4. Władimir Kramnik – mistrz świata w latach 2000-2007: Moja specjalność to debiut i przejście do gry środkowej. Tu nie chodzi o wiedzę, tylko o zrozumienie oraz pojęcie kierunku działania.
5. Borys Gelfand – wicemistrz świata w 2012 roku: Byłem wychowany, że debiut to najważniejsza część partii i trzeba go wygrać. Dlatego muszę silnie obciążać mózg.
6. Czołowy trener MASZ: Ja osobiście, w pracy i w konsultacjach z juniorami, zwracam większą uwagę na idee, myśli, najważniejsze ścieżki, nastawienie do partii, nie zalewając ich wariantami.
7. Jerzy Konikowski – trener I klasy i publicysta: Studiujcie debiuty, a w grze środkowej i końcówkach dacie sobie na pewno radę!
8. Monika Soćko – najlepsza polska szachistka: Ranking rzędu 2400 czy 2500 można zdobyć samym talentem, ale dalszy rozwój wymaga dobrych trenerów i wielkiej własnej pracy.

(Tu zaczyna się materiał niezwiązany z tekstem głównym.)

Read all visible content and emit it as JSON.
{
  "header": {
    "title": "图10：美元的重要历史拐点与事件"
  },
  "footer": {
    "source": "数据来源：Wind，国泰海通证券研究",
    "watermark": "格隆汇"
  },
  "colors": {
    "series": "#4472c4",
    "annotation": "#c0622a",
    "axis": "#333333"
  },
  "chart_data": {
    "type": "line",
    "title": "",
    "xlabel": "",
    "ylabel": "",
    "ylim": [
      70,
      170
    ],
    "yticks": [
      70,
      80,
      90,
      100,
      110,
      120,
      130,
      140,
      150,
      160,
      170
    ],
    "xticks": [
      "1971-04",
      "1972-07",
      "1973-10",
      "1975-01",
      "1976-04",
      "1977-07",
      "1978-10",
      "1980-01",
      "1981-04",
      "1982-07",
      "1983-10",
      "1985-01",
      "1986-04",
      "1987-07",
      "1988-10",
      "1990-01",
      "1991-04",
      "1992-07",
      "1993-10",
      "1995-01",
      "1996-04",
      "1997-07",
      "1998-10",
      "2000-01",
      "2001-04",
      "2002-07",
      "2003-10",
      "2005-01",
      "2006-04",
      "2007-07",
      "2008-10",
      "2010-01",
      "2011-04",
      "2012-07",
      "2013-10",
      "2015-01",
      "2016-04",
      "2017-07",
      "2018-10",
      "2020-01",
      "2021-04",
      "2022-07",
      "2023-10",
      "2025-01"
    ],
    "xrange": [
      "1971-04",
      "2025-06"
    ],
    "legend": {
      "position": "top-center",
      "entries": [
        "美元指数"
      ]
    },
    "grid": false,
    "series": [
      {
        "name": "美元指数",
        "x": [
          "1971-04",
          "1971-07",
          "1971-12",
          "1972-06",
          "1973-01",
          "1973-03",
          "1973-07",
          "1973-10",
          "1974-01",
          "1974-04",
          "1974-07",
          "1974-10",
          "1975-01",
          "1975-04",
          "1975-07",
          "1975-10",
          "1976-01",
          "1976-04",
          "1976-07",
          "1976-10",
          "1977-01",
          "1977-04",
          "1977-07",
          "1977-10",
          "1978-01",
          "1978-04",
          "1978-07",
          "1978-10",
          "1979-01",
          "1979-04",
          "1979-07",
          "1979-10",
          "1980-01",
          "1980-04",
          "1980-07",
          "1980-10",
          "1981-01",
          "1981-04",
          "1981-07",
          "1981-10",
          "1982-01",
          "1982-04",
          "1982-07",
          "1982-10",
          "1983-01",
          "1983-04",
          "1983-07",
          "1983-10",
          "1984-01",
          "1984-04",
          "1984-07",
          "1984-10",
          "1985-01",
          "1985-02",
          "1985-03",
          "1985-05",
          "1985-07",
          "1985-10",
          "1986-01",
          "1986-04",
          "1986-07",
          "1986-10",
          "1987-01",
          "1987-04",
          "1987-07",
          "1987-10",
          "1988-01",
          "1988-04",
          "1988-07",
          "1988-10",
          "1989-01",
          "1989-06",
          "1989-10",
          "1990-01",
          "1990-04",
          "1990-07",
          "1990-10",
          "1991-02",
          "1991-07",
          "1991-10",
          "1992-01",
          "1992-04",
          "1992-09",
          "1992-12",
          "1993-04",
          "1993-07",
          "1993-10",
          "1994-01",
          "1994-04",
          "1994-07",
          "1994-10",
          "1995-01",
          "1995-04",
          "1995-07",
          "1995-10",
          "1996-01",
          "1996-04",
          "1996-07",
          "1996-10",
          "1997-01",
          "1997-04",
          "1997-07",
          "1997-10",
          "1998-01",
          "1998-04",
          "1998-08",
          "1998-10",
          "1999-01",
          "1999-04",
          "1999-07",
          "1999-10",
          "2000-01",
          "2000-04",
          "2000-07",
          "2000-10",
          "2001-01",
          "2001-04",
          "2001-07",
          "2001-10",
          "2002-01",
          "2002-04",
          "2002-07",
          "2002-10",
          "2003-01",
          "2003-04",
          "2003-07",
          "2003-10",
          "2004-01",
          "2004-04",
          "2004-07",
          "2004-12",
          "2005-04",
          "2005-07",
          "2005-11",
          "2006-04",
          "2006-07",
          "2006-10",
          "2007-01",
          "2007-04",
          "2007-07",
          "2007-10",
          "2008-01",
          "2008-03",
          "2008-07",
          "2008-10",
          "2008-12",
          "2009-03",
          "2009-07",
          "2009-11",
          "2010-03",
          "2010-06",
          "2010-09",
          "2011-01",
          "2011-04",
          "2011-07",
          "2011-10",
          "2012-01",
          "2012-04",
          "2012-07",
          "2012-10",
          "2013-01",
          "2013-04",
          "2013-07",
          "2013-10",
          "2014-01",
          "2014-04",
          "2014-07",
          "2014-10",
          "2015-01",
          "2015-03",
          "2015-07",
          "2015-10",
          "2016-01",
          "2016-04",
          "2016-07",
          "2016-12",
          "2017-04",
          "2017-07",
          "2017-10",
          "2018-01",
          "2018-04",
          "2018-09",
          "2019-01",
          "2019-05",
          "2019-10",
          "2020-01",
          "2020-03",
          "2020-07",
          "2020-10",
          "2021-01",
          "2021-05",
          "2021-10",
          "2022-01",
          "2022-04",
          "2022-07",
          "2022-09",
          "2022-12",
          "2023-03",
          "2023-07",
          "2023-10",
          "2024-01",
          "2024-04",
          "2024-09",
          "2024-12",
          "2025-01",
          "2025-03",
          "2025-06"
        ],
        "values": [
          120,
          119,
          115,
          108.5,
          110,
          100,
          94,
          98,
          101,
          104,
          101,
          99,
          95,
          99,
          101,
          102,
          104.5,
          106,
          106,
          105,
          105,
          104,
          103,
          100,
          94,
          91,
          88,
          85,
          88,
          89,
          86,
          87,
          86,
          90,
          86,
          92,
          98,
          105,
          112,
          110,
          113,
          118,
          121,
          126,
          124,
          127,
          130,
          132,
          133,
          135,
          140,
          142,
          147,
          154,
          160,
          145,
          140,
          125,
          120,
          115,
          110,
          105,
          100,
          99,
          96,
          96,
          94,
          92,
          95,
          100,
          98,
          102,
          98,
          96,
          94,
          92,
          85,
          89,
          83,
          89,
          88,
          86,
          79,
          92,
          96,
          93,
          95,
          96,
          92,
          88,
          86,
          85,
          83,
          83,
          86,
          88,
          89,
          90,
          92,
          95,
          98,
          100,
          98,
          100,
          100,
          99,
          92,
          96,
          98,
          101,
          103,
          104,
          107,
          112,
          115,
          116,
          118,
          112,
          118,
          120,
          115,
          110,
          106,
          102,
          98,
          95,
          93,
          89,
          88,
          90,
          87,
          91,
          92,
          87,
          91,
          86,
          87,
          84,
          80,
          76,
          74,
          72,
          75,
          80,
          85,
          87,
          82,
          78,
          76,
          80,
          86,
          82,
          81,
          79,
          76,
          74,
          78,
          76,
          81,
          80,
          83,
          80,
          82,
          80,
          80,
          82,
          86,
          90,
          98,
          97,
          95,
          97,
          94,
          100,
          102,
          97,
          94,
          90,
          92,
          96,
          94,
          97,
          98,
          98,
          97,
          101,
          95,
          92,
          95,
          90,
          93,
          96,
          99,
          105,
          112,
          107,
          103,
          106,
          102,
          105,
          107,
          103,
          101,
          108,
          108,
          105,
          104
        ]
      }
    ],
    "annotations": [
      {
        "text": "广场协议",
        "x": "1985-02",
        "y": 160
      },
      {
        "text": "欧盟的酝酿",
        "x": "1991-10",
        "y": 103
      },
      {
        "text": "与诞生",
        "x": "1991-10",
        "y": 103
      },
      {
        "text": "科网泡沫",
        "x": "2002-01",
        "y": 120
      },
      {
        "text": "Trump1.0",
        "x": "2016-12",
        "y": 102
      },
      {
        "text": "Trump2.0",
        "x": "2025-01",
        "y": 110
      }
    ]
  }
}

Tak, polscy szachiści są leniwi. Naturalnie nie wszyscy, ale większość.
9. Mistrz świata Magnus Carlsen: Głównie pracowałem nad otwarciami (przed meczem z Anandem). Myślę, że końcówki i grę środkowo opanowuje się dzięki grze turniejowej. W tym sensie nie trenowałem tych faz gry, które są moją siłą.
10. Garri Kasparow – mistrz świata w latach 1985 – 2000: Nie ma znaczenia jak dobrze grasz, nie możesz spodziewać się dobrych wyników kiedy masz przegraną po debiucie.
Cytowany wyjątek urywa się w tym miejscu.